The recent report and guidance from Delta Air Lines (DAL 3.85%) were slightly disappointing for more than one reason. However, they must be examined in the context of the stock's valuation and underlying earnings trends. In doing so, it's clear that there's a robust case for buying the stock despite its 22% run-up since the start of August. Here's the lowdown.
Delta Air Lines' mixed news
Starting with the negatives from the recent quarter and guidance, it's clear that Delta's revenue and earnings growth isn't quite going to be as strong as many would have hoped. For example, management started the year forecasting earnings per share (EPS) in the $6-$7 range. However, adjusted non-GAAP EPS was $4.31 in the first nine months and management's guidance for $1.60-$1.85 in the fourth quarter implies full-year EPS of $5.91-$6.16.
NYSE: DAL
Key Data Points
To be fair, the numbers show a negative impact of $0.45 from the CrowdStrike software update issue, which caused flight delays and cancellations in the summer. Still, even adding that figure back to the midpoint of the implied full-year guidance produces a full-year EPSs figure just shy of the midpoint of the $6-$7 range given at the start of the year.

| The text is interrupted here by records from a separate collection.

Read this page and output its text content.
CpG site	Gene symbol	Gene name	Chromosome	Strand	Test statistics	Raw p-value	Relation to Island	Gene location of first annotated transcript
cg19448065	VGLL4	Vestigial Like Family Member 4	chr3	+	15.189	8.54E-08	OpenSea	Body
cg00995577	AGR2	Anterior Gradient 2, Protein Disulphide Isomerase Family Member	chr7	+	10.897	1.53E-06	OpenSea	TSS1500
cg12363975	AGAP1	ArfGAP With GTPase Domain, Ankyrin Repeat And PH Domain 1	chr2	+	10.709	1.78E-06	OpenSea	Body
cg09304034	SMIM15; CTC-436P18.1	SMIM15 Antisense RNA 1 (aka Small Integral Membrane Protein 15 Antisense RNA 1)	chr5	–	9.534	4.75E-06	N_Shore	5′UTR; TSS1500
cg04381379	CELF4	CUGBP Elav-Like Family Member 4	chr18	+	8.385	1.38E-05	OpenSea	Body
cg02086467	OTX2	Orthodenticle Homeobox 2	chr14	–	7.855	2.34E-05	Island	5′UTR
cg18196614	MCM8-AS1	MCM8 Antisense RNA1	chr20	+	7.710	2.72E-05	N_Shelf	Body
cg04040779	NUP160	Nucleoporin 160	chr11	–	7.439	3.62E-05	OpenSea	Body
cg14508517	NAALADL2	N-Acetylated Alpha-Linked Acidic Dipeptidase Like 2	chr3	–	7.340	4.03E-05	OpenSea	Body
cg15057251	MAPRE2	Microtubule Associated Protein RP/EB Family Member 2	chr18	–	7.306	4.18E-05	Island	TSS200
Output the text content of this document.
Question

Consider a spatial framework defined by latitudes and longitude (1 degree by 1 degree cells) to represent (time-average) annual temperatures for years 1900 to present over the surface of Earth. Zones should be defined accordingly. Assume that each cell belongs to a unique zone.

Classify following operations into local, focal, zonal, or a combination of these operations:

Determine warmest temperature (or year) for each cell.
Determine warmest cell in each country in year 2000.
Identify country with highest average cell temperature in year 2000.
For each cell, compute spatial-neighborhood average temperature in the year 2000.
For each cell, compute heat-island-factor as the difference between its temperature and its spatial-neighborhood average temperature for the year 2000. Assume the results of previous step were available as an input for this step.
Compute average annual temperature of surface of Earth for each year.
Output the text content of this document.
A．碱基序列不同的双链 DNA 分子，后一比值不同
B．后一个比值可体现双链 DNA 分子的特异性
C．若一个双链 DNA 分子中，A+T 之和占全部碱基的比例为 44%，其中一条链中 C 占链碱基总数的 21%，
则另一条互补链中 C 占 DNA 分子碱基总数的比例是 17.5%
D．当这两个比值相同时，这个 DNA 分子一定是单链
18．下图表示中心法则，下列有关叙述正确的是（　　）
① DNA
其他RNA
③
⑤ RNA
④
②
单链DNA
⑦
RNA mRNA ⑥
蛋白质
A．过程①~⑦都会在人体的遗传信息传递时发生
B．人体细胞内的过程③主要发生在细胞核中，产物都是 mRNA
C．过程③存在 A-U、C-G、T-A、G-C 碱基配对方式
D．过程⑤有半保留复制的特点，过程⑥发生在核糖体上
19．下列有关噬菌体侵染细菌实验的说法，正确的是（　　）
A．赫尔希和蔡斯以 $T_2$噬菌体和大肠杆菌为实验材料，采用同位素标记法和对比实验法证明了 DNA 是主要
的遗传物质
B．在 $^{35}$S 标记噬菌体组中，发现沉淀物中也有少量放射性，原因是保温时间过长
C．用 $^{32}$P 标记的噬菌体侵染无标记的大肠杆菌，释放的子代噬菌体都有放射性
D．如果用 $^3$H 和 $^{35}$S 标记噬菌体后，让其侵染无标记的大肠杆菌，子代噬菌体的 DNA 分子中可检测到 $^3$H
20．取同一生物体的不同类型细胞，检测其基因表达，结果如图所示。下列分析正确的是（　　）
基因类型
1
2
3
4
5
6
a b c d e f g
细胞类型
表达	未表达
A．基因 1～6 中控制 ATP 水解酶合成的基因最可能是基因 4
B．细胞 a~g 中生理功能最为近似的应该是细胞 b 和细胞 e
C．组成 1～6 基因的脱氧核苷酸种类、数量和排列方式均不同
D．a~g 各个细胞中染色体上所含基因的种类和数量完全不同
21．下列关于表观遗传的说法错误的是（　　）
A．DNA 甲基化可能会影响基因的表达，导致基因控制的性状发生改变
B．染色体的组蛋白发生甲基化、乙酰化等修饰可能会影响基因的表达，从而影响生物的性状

Moreover, Delta's adjusted total revenue per available seat mile (TRASM) declined by 3.6% in the third quarter, while its non-fuel cost per available seat mile (CASM-Ex) increased by 5.7%. Even after adjusting for the CrowdStrike issue, the trend in the result is the same: TRASM down and CASM-Ex up. Delta could face margin pressure if this continues, and there's always the imponderable of fuel prices to factor in.
Furthermore, when discussing the fourth quarter, management spoke of a negative "one-point impact to system unit revenue for the quarter" due to the impact on domestic travel demand from the November election.

Image source: Getty Images.
Putting it all together, you could look at the numbers and guidance and conclude that Delta's ticket pricing could come under pressure, leading to a shortfall in profitability. That's a concern at any time, particularly for a company holding $18.7 billion in adjusted net debt operating in a cyclical industry.
The bulls' case for Delta Air Lines stock
Delta's numbers and guidance could have been better, but they make a compelling case for buying the stock combined with management's commentary on industry trends. There are four reasons why.
First, regarding the quarter's year-over-year decline in TRASM (a closely watched industry measure), Delta's President Glen Hauenstein noted, "In the month of September, unit revenue inflected to positive in both domestic and transatlantic" and went on to add, "The improved unit revenue trends we saw in the month of September are continuing into the December quarter."
While Delta has to deal with the negative impact of the November presidential election, Hauenstein expects unit revenue to be "significantly better" in October and December compared to November.

Image source: Getty Images.
Second, as previously discussed, the airline industry appears to be much more disciplined in reducing capacity to match demand these days. Delta and United Airlines' management recently discussed an improving environment. Hauenstein confirmed this view by saying, "Domestic industry seat growth moderated significantly from the peak in June, with the industry now growing seats in line with demand."
Third, while Delta still has substantive debt, it generated $2.7 billion in free cash flow in the first nine months of 2024, and plans to repay $4 billion worth of debt this year -- part of the reason why Moody's and Fitch have given the airline an investment-grade debt rating.
Finally, Delta's premium cabin revenue growth continues to grow more than its main cabin revenue growth, and its remuneration from co-branded American Express credit cards was up 6% in the quarter to $1.8 billion.
Delta Air Lines stock is a buy
Delta continues to look highly attractive despite trading at just 8.3 times Wall Street analysts' consensus for 2024 (a year negatively impacted by the CrowdStrike issue). While costs are increasing, its revenue trends improved throughout the quarter. It continues to improve the quality of its earnings by increasing its premium cabin and loyalty revenue while growing its remuneration from its customers using its co-branded credit cards.
It makes the stock a buy for investors looking for airline exposure.